Bislang war es institutionellen Investoren wie bspw. Banken oder Investmentfonds vorbehalten, von Investments in attraktive und renditestarke Immobilienprojekte zu profitieren. Private Kleinanleger blieben hierbei außen vor, da sie im Gegensatz zu professionellen Großanlegern nicht über das notwendige Investmentvolumen verfügten.
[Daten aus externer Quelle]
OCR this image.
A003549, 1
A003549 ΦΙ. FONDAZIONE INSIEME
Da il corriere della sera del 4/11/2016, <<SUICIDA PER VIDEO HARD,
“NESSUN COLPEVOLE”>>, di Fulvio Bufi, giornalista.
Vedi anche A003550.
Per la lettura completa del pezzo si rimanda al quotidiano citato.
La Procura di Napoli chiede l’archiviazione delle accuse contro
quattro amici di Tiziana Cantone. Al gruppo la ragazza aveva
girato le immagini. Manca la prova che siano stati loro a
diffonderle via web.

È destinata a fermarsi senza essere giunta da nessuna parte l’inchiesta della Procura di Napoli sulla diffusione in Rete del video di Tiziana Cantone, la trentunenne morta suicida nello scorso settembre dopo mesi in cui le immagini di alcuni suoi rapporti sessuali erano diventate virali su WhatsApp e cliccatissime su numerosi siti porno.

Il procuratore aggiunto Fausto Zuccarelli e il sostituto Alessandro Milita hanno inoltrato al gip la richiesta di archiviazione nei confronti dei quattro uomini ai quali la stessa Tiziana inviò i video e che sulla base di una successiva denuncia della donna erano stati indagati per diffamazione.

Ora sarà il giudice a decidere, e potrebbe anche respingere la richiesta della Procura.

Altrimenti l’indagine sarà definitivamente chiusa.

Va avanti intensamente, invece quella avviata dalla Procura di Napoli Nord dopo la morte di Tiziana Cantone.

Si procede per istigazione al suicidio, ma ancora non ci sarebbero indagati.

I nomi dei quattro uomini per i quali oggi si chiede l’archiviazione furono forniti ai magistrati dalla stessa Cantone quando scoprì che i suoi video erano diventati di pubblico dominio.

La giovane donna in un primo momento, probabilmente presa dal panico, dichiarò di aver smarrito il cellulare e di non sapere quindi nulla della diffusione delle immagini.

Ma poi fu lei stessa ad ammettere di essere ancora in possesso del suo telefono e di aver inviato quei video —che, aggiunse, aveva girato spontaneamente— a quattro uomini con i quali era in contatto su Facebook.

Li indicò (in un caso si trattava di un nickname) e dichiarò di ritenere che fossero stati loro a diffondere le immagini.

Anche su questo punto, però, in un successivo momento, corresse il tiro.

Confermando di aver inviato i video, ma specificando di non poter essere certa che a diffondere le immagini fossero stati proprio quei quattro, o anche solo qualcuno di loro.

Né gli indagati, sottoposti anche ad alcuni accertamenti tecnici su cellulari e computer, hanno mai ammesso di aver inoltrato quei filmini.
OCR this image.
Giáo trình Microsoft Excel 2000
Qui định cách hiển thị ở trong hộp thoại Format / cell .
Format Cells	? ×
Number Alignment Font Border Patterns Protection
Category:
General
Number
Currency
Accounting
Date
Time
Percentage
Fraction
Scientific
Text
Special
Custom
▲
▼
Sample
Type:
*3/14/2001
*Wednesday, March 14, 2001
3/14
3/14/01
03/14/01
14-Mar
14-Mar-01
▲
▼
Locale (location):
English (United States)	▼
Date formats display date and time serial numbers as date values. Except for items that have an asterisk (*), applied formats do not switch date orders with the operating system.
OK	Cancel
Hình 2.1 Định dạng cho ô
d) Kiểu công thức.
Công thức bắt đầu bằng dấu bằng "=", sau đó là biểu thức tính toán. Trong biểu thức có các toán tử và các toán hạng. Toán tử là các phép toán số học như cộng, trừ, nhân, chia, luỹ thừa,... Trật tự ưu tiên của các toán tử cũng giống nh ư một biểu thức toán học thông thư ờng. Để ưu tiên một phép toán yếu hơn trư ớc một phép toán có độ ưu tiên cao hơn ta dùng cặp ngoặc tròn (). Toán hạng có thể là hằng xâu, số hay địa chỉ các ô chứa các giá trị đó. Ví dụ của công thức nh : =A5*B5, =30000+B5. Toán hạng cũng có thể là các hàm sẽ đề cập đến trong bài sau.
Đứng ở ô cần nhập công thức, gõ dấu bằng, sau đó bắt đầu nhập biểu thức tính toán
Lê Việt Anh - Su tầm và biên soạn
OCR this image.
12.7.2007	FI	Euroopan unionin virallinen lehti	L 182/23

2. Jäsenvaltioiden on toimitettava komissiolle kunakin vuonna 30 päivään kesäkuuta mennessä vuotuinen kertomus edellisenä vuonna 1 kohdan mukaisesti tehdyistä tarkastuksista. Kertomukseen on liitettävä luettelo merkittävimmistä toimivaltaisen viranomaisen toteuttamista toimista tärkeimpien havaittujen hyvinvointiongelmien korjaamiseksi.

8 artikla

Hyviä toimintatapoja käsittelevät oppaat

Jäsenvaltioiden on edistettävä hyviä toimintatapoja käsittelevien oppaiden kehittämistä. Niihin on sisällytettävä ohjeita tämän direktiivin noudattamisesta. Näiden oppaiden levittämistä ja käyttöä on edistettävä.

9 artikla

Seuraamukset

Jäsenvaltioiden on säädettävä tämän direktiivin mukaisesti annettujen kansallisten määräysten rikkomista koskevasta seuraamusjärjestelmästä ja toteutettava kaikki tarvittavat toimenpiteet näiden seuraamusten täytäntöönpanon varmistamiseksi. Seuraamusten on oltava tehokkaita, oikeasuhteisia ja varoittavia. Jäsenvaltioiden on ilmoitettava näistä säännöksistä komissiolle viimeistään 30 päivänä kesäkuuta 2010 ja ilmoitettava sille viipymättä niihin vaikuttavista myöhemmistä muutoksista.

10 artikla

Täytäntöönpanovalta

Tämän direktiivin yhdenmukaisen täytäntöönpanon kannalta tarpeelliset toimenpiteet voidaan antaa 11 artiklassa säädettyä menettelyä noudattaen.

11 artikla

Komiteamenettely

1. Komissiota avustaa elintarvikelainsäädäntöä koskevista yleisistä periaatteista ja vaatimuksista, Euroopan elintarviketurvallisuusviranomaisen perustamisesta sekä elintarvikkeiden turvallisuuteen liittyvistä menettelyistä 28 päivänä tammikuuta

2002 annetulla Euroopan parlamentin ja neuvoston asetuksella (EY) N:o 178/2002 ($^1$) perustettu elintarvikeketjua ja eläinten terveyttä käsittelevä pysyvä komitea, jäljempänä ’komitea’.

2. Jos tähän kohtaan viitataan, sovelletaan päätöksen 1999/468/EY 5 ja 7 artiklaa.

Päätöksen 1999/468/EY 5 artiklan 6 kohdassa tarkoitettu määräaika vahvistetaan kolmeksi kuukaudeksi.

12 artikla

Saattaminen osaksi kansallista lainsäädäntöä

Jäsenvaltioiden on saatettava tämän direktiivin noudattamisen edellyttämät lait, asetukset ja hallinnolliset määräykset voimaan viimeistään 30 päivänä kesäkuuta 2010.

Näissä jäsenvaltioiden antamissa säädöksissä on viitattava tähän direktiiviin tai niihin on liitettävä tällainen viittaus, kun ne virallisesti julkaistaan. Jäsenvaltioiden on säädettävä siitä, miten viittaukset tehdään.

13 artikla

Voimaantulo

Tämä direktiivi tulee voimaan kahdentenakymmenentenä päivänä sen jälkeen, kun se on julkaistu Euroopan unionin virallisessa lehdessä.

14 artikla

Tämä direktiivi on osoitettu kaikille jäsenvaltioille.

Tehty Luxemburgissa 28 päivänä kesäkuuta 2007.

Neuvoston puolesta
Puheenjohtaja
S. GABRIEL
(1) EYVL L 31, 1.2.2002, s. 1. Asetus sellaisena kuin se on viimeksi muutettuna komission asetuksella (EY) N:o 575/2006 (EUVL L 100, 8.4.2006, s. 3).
Nun bieten Crowdinvesting-Plattformen im Internet auch Kleinanlegern die Möglichkeit, über geringe Mindestinvestments an Zinskonditionen teilzuhaben, die vormals überwiegend Profis vorbehalten waren.

Während ein institutioneller Anleger bisher alleine eine große Summe in Immobilienprojekte investierte und attraktive Zinsen für sich beanspruchen konnte, bietet Crowdinvesting inzwischen die Möglichkeit, dass viele Kleinanleger gemeinsam die entsprechende Summe aufbringen und jeder Investor von Top-Renditen profitiert. Die Investitionen fließen dabei ohne Umwege direkt in die geförderten Projekte, ohne dass Intermediäre ihren Teil der Summe einbehalten.

Außerdem haben die Investoren – im Gegensatz zu anonymen Immobilienfonds – transparenten Zugang zu zahlreichen Informationen rund um das von ihnen gewählte Immobilienprojekt. Die Nutzung der insgesamt 15 Crowdinvesting-Plattformen in Deutschland und Österreich ist für den Investor kostenlos, die Plattformen selbst finanzieren sich über projektspezifische Vermittlungsgebühren, die ausschließlich die Projektentwickler zahlen. Die beiden populärsten Plattformen sind dabei Exporo und Zinsland. Sie sind seit 12/2014 bzw. 03/2015 online und verfügen bislang über das größte Angebot an Immobilienprojekten. Die Zinsen der einzelnen Projekte reichen von 3,5% bis 7% p.a. bei Laufzeiten von in der Regel ein bis zwei Jahren, die Mindestinvestition in ein Projekt liegt meist bei 500 Euro. Für natürliche Personen sind die Investments pro Projekt zudem auf 10.000 Euro nach oben beschränkt.

Wieso finanzieren Projektentwickler ihre Projekte zu Teilen über Crowdinvesting-Plattformen?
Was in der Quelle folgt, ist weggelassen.